Di dekat jendela... Anissa berdiri.

Namun kali ini, gadis kecil itu tidak menyeramkan. Ia hanya menatap dengan mata sendu, lalu bicara tanpa suara: “Terima kasih.”

Kirana mengangguk pelan.

“Apa kau... masih di sini?” tanyanya pelan.

Anissa menunduk. “Kami tidak bisa pergi, Kak. Kami... tertambat.”

Kirana berdiri. “Tertambat pada siapa?”

Tiba-tiba lampu kamarnya berkedip.

Dan dari cermin lemari... sebuah sosok muncul. Bayangan kabur dengan mata merah menyala. Bukan hantu dari vila. Bukan pula “Mama”.

“Dia ikut pulang,” bisik Anissa. “Yang ketiga. Yang tidak pernah bicara.”
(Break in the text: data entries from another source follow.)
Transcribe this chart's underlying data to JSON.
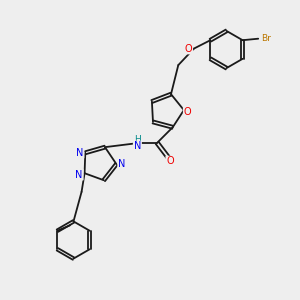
{
  "bg_color": "#eeeeee",
  "atom_colors": {
    "C": "#1a1a1a",
    "N": "#0000ee",
    "O": "#ee0000",
    "Br": "#bb7700",
    "H": "#008888"
  },
  "figsize": [
    3.0,
    3.0
  ],
  "dpi": 100,
  "lw": 1.3,
  "fs": 7.0,
  "fs_br": 6.5,
  "xlim": [
    0,
    10
  ],
  "ylim": [
    0,
    10
  ]
}
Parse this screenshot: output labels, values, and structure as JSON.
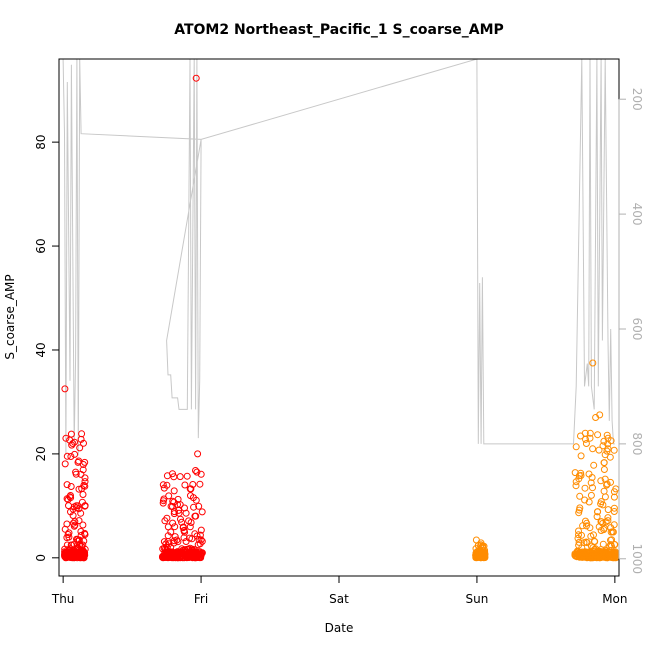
{
  "chart_data": {
    "type": "scatter",
    "title": "ATOM2 Northeast_Pacific_1 S_coarse_AMP",
    "xlabel": "Date",
    "ylabel": "S_coarse_AMP",
    "xlim": [
      -0.03,
      4.03
    ],
    "ylim": [
      -3.5,
      96
    ],
    "x_ticks": [
      {
        "value": 0,
        "label": "Thu"
      },
      {
        "value": 1,
        "label": "Fri"
      },
      {
        "value": 2,
        "label": "Sat"
      },
      {
        "value": 3,
        "label": "Sun"
      },
      {
        "value": 4,
        "label": "Mon"
      }
    ],
    "y_ticks": [
      0,
      20,
      40,
      60,
      80
    ],
    "secondary_axis": {
      "reversed": true,
      "range": [
        1030,
        130
      ],
      "ticks": [
        200,
        400,
        600,
        800,
        1000
      ],
      "color": "#b0b0b0"
    },
    "series": [
      {
        "color": "#ff0000",
        "marker": "open-circle",
        "clusters": [
          {
            "start": 0.01,
            "end": 0.16,
            "max": 24,
            "n": 260
          },
          {
            "start": 0.72,
            "end": 1.01,
            "max": 17,
            "n": 300
          }
        ],
        "highlights": [
          [
            0.013,
            32.5
          ],
          [
            0.02,
            23
          ],
          [
            0.06,
            23.8
          ],
          [
            0.07,
            22
          ],
          [
            0.09,
            16.5
          ],
          [
            0.97,
            16.5
          ],
          [
            0.975,
            20
          ],
          [
            0.965,
            92.3
          ]
        ]
      },
      {
        "color": "#ff8c00",
        "marker": "open-circle",
        "clusters": [
          {
            "start": 2.99,
            "end": 3.06,
            "max": 3.5,
            "n": 90
          },
          {
            "start": 3.71,
            "end": 4.01,
            "max": 24,
            "n": 320
          }
        ],
        "highlights": [
          [
            3.84,
            37.5
          ],
          [
            3.86,
            27
          ],
          [
            3.89,
            27.5
          ],
          [
            3.95,
            23
          ],
          [
            3.95,
            21
          ]
        ]
      }
    ],
    "depth_track": {
      "color": "#c8c8c8",
      "points": [
        [
          0.0,
          130
        ],
        [
          0.01,
          260
        ],
        [
          0.02,
          820
        ],
        [
          0.03,
          170
        ],
        [
          0.05,
          690
        ],
        [
          0.06,
          140
        ],
        [
          0.08,
          800
        ],
        [
          0.09,
          650
        ],
        [
          0.1,
          130
        ],
        [
          0.11,
          820
        ],
        [
          0.12,
          130
        ],
        [
          0.13,
          260
        ],
        [
          1.0,
          270
        ],
        [
          0.75,
          620
        ],
        [
          0.76,
          680
        ],
        [
          0.78,
          680
        ],
        [
          0.79,
          720
        ],
        [
          0.83,
          720
        ],
        [
          0.84,
          740
        ],
        [
          0.9,
          740
        ],
        [
          0.92,
          130
        ],
        [
          0.93,
          740
        ],
        [
          0.95,
          130
        ],
        [
          0.96,
          740
        ],
        [
          0.97,
          130
        ],
        [
          0.98,
          790
        ],
        [
          0.99,
          690
        ],
        [
          1.0,
          270
        ],
        [
          3.0,
          130
        ],
        [
          3.01,
          800
        ],
        [
          3.02,
          520
        ],
        [
          3.03,
          800
        ],
        [
          3.04,
          510
        ],
        [
          3.05,
          800
        ],
        [
          3.3,
          800
        ],
        [
          3.7,
          800
        ],
        [
          3.72,
          700
        ],
        [
          3.76,
          130
        ],
        [
          3.78,
          700
        ],
        [
          3.8,
          660
        ],
        [
          3.81,
          700
        ],
        [
          3.82,
          130
        ],
        [
          3.83,
          700
        ],
        [
          3.85,
          740
        ],
        [
          3.87,
          130
        ],
        [
          3.88,
          700
        ],
        [
          3.9,
          130
        ],
        [
          3.91,
          620
        ],
        [
          3.93,
          130
        ],
        [
          3.95,
          620
        ],
        [
          3.96,
          760
        ],
        [
          3.97,
          600
        ],
        [
          3.98,
          760
        ],
        [
          3.99,
          800
        ],
        [
          4.0,
          800
        ]
      ]
    }
  }
}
Kirana mundur, menggenggam liontinnya. “Apa yang dia mau?”

Anissa menghilang.

Tinggal sosok samar itu... yang tertawa tanpa suara dari balik kaca.

---

Esok paginya.

Kirana memutuskan mengunjungi toko antik, tempat awal semua ini dimulai. Di sana, ia disambut oleh Pak Wiryo, pemilik toko tua yang sudah menganggap Kirana seperti cucunya sendiri.

“Ada yang bisa Bapak bantu?”

Kirana ragu, lalu berkata, “Pak... bagaimana cara mengetahui apakah ada arwah mengikuti kita dari tempat lain?”

Pak Wiryo menatapnya lama. “Maksudmu... dibawa dari tempat lama, ke rumah?”

Kirana mengangguk.

Pak Wiryo menghela napas, mengambil sebatang dupa dan lilin dari rak belakang.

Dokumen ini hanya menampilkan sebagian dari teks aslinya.